August 2016: Dedication
“The most essential factor is persistence — the determination never to allow your energy or enthusiasm to be dampened by the discouragement that must inevitably come.”
~ James Whitcomb Riley (American writer, poet, author)
The Olympics. Can’t say I’m a big fan. I watch a bit on TV with my husband here and there. Prefer winter Olympics over summer. Maybe because I live in a country with a long winter. Canadians take great pride in their winter sports and activities.
I’m also not an athletic person. I have never enjoyed, let alone excelled at, sports or physical activity in general. The only reason to move more as an adolescent was vanity: to be thin. Fitness was not a motivator. However, once my husband and brother introduced me to hiking and mountain biking in the Yukon, my interest changed to the pleasure of the activity, communing with nature, pushing physical proficiency, and sharing the experience with others. Of course, I was usually a bit behind the others which either spurred me on or frustrated me to tears.
As a child, I was the last one picked for teams. I was very un-co-ordinated, crossed the finish line dragging after the others, and struggled with performance. Teachers got frustrated with my tears and reluctance to participate. I hated running or any form of physical exertion. I was jealous of the classmate who had asthma and didn’t have to participate as fully in Phys. Ed. Now looking back, with my Chronic Fatigue Syndrome diagnosis, there were early signs of the illness—but I internalized my lack of physical prowess as being something wrong with me.

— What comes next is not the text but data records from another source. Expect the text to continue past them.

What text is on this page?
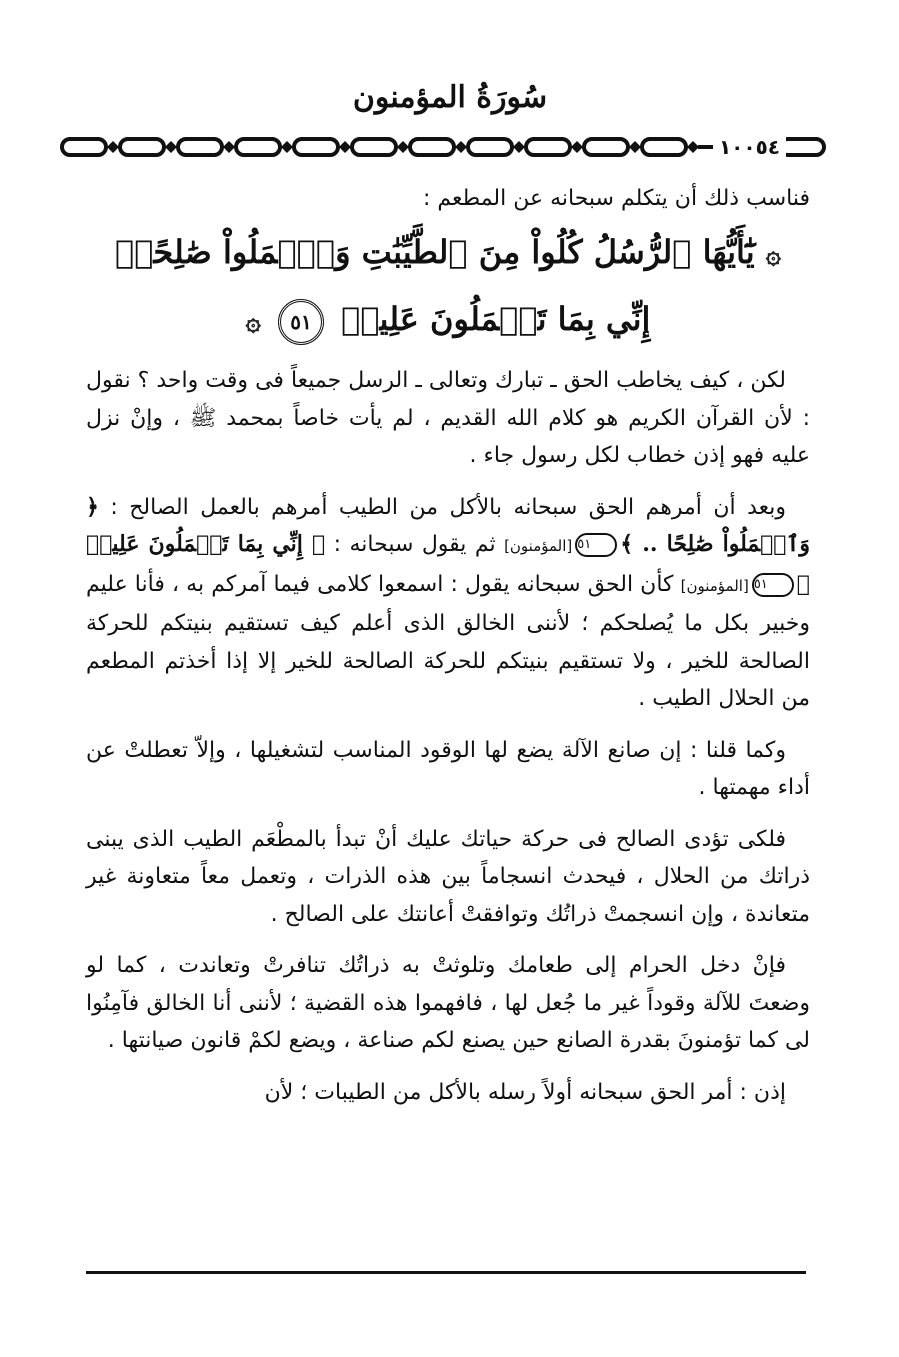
سُورَةُ المؤمنون
١٠٠٥٤

فناسب ذلك أن يتكلم سبحانه عن المطعم :

۞ يَٰٓأَيُّهَا ٱلرُّسُلُ كُلُواْ مِنَ ٱلطَّيِّبَٰتِ وَٱعۡمَلُواْ صَٰلِحًاۖ
إِنِّي بِمَا تَعۡمَلُونَ عَلِيمٞ ٥١ ۞

لكن ، كيف يخاطب الحق ـ تبارك وتعالى ـ الرسل جميعاً فى وقت واحد ؟ نقول : لأن القرآن الكريم هو كلام الله القديم ، لم يأت خاصاً بمحمد ﷺ ، وإنْ نزل عليه فهو إذن خطاب لكل رسول جاء .

وبعد أن أمرهم الحق سبحانه بالأكل من الطيب أمرهم بالعمل الصالح : ﴿ وَٱعۡمَلُواْ صَٰلِحًا .. ﴾٥١[المؤمنون] ثم يقول سبحانه : ﴿ إِنِّي بِمَا تَعۡمَلُونَ عَلِيمٞ ﴾٥١[المؤمنون] كأن الحق سبحانه يقول : اسمعوا كلامى فيما آمركم به ، فأنا عليم وخبير بكل ما يُصلحكم ؛ لأننى الخالق الذى أعلم كيف تستقيم بنيتكم للحركة الصالحة للخير ، ولا تستقيم بنيتكم للحركة الصالحة للخير إلا إذا أخذتم المطعم من الحلال الطيب .

وكما قلنا : إن صانع الآلة يضع لها الوقود المناسب لتشغيلها ، وإلاّ تعطلتْ عن أداء مهمتها .

فلكى تؤدى الصالح فى حركة حياتك عليك أنْ تبدأ بالمطْعَم الطيب الذى يبنى ذراتك من الحلال ، فيحدث انسجاماً بين هذه الذرات ، وتعمل معاً متعاونة غير متعاندة ، وإن انسجمتْ ذراتُك وتوافقتْ أعانتك على الصالح .

فإنْ دخل الحرام إلى طعامك وتلوثتْ به ذراتُك تنافرتْ وتعاندت ، كما لو وضعتَ للآلة وقوداً غير ما جُعل لها ، فافهموا هذه القضية ؛ لأننى أنا الخالق فآمِنُوا لى كما تؤمنونَ بقدرة الصانع حين يصنع لكم صناعة ، ويضع لكمْ قانون صيانتها .

إذن : أمر الحق سبحانه أولاً رسله بالأكل من الطيبات ؛ لأن
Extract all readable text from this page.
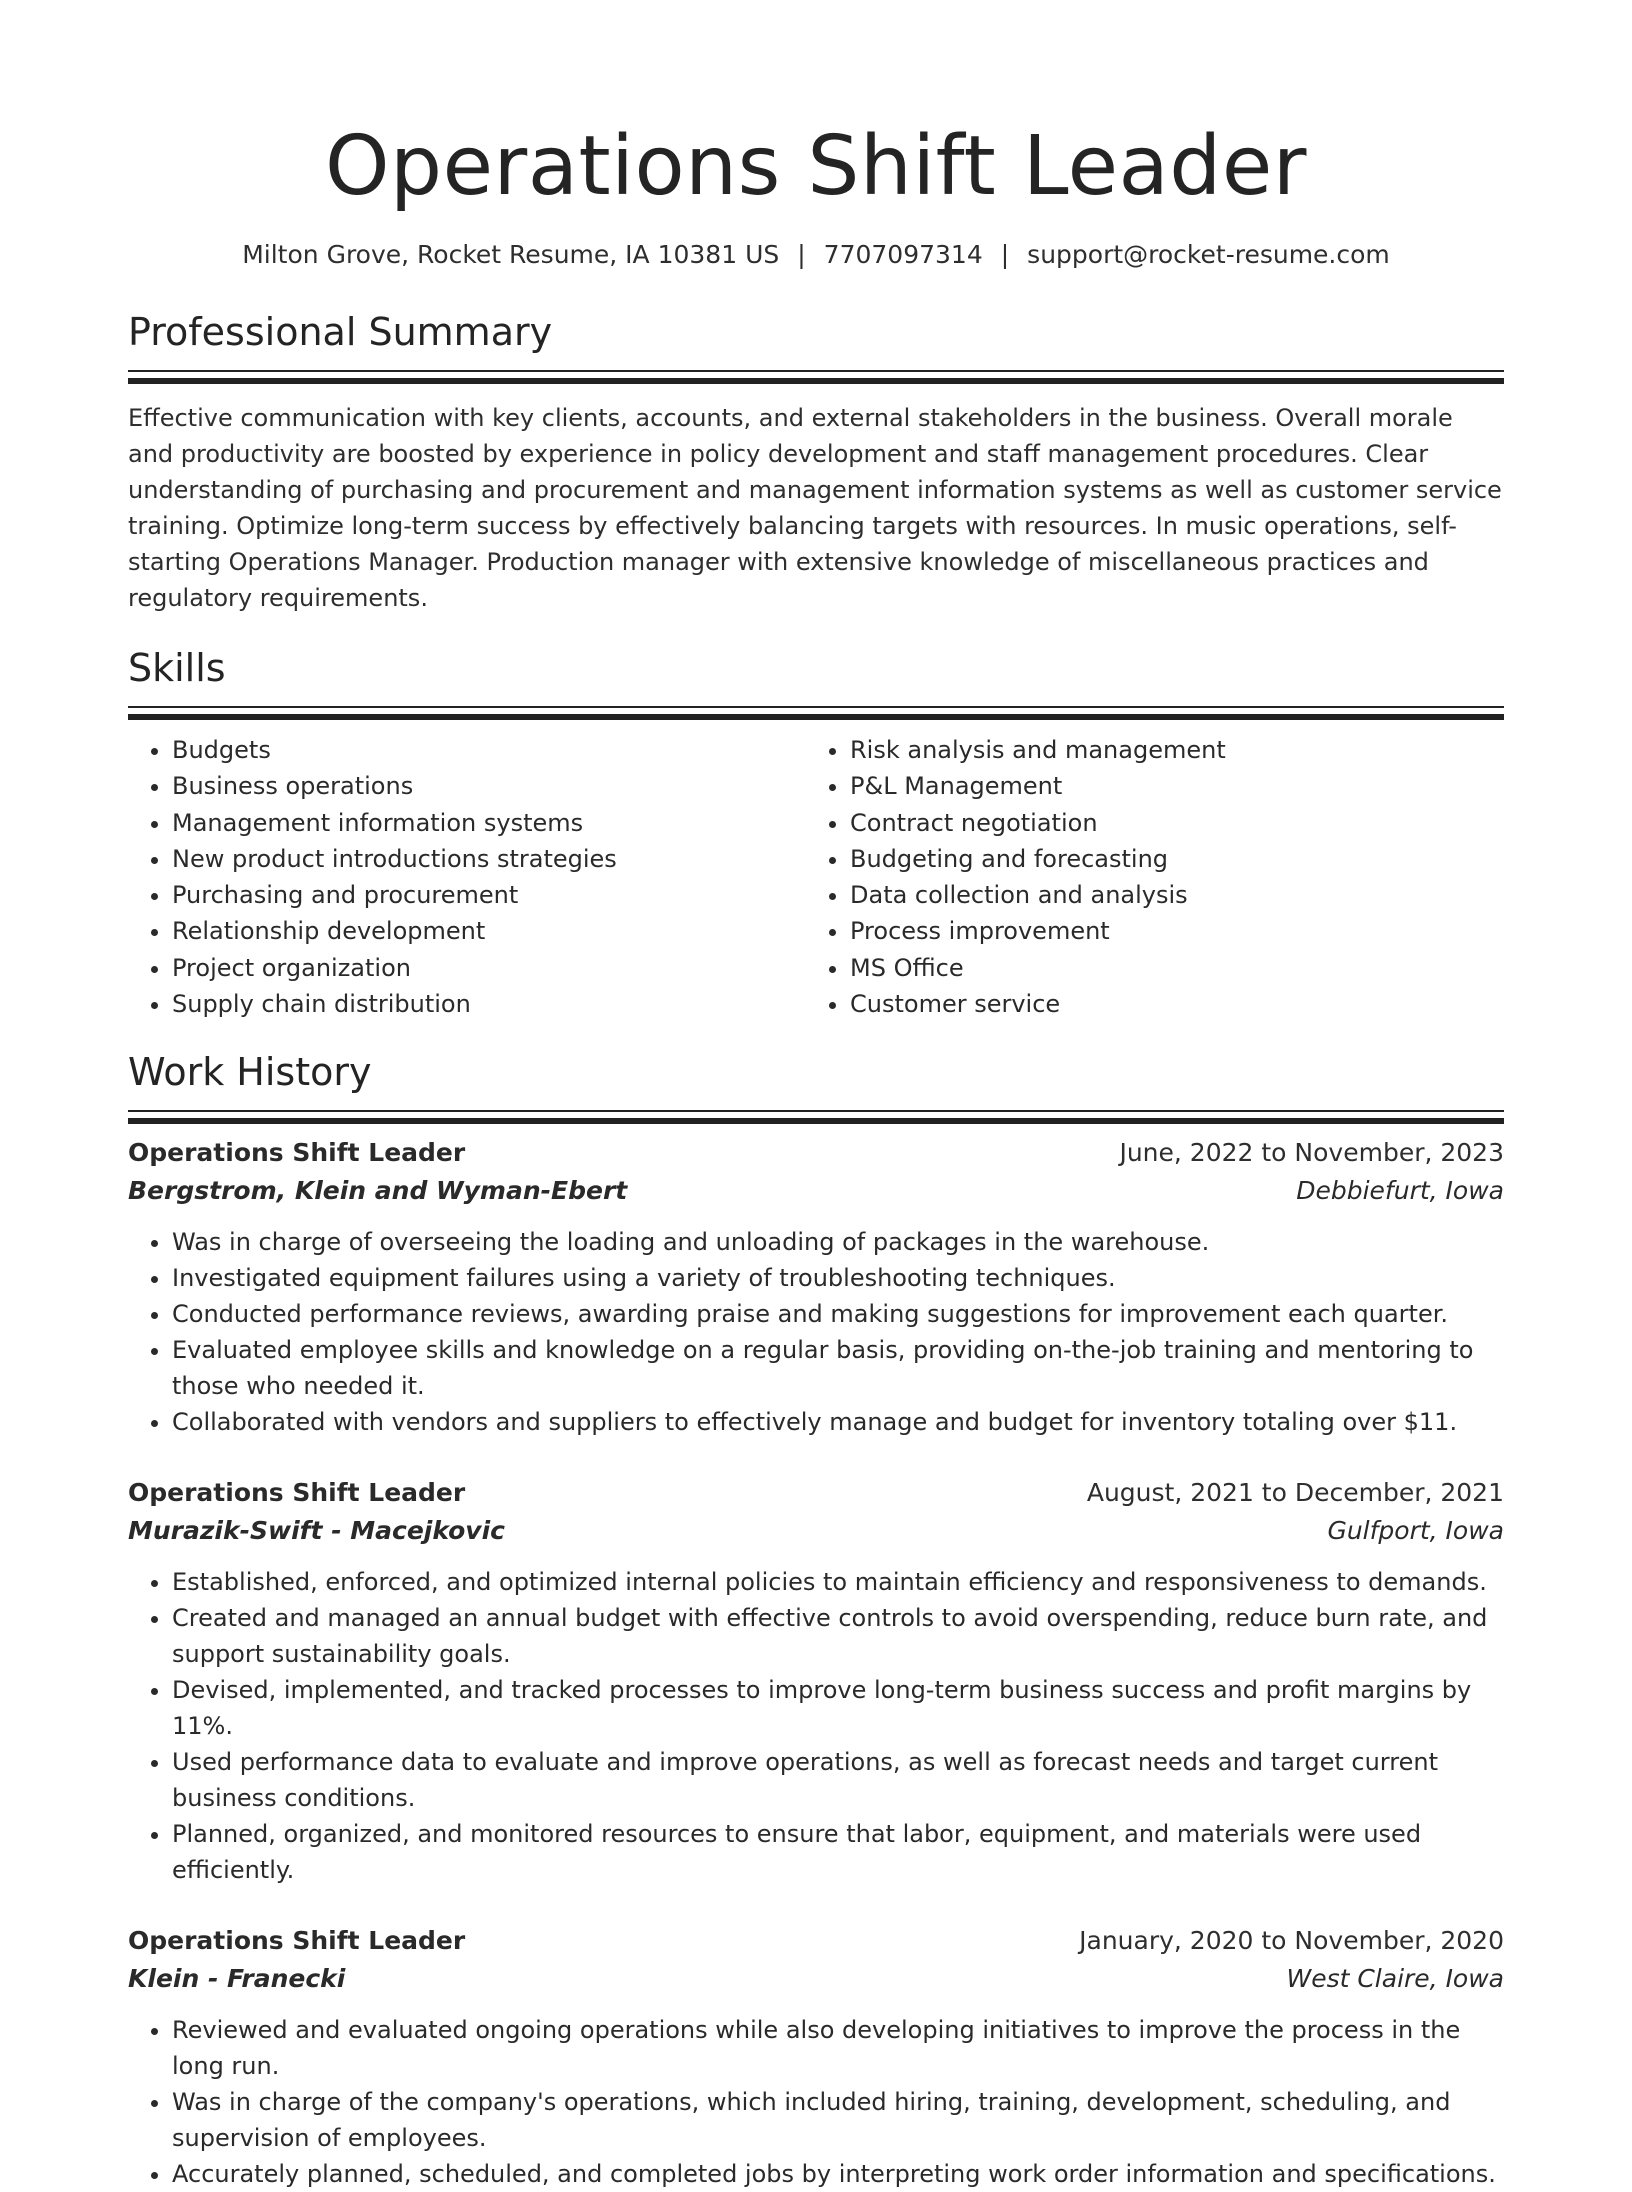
Operations Shift Leader
Milton Grove, Rocket Resume, IA 10381 US | 7707097314 | support@rocket-resume.com
Professional Summary

Effective communication with key clients, accounts, and external stakeholders in the business. Overall morale and productivity are boosted by experience in policy development and staff management procedures. Clear understanding of purchasing and procurement and management information systems as well as customer service training. Optimize long-term success by effectively balancing targets with resources. In music operations, self-starting Operations Manager. Production manager with extensive knowledge of miscellaneous practices and regulatory requirements.

Skills
• Budgets
• Business operations
• Management information systems
• New product introductions strategies
• Purchasing and procurement
• Relationship development
• Project organization
• Supply chain distribution
• Risk analysis and management
• P&L Management
• Contract negotiation
• Budgeting and forecasting
• Data collection and analysis
• Process improvement
• MS Office
• Customer service
Work History
Operations Shift Leader	June, 2022 to November, 2023
Bergstrom, Klein and Wyman-Ebert	Debbiefurt, Iowa
• Was in charge of overseeing the loading and unloading of packages in the warehouse.
• Investigated equipment failures using a variety of troubleshooting techniques.
• Conducted performance reviews, awarding praise and making suggestions for improvement each quarter.
• Evaluated employee skills and knowledge on a regular basis, providing on-the-job training and mentoring to those who needed it.
• Collaborated with vendors and suppliers to effectively manage and budget for inventory totaling over $11.
Operations Shift Leader	August, 2021 to December, 2021
Murazik-Swift - Macejkovic	Gulfport, Iowa
• Established, enforced, and optimized internal policies to maintain efficiency and responsiveness to demands.
• Created and managed an annual budget with effective controls to avoid overspending, reduce burn rate, and support sustainability goals.
• Devised, implemented, and tracked processes to improve long-term business success and profit margins by 11%.
• Used performance data to evaluate and improve operations, as well as forecast needs and target current business conditions.
• Planned, organized, and monitored resources to ensure that labor, equipment, and materials were used efficiently.
Operations Shift Leader	January, 2020 to November, 2020
Klein - Franecki	West Claire, Iowa
• Reviewed and evaluated ongoing operations while also developing initiatives to improve the process in the long run.
• Was in charge of the company's operations, which included hiring, training, development, scheduling, and supervision of employees.
• Accurately planned, scheduled, and completed jobs by interpreting work order information and specifications.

Internalized messages. They can haunt us all our lives and/or drive us to excel, perform, achieve. Olympians are obviously driven people. They are dedicated to their sport or activity. Synonyms or related words to dedication include: committment, application, diligence, industry, resolve, enthusiasm, zeal, conscientiousness, perseverance, persistence, tenacity, drive, staying power; hard work, effort—as in “athletic excellence requires dedication.”
And while I may not relate to dedication and its synonyms for athletic reasons, I can be inspired by the Olympic athletes for what it takes to live with mental illness. Committment, application, diligence, resolve, conscientiousness, perseverance, persistence, tenacity, and all the rest are necessary just to survive some days—even to get out of bed. Anxiety, depression, trauma, abuse, and the whole host of mental illness manifestations can suck the life right out of a person.
In order to survive and thrive, a person performs mental gymnastics on a regular basis to counter the internalized messages, the damaging thought patterns, the overwhelming emotions. And like athletes in training, mental gymnastics takes repetition, practice, and tenacity. Failure, setbacks, and discouragement will happen. But we learn to keep going, keep trying. Success in life demands it. Not success in the conventional meaning (money and power), but to live life fully engaged.
We can do this. Press on my fellow mental gymnasts!
“There is a difference between interest and commitment. When you’re interested in something, you do it only when it’s convenient. When you’re committed to something, you accept no excuses, only results.”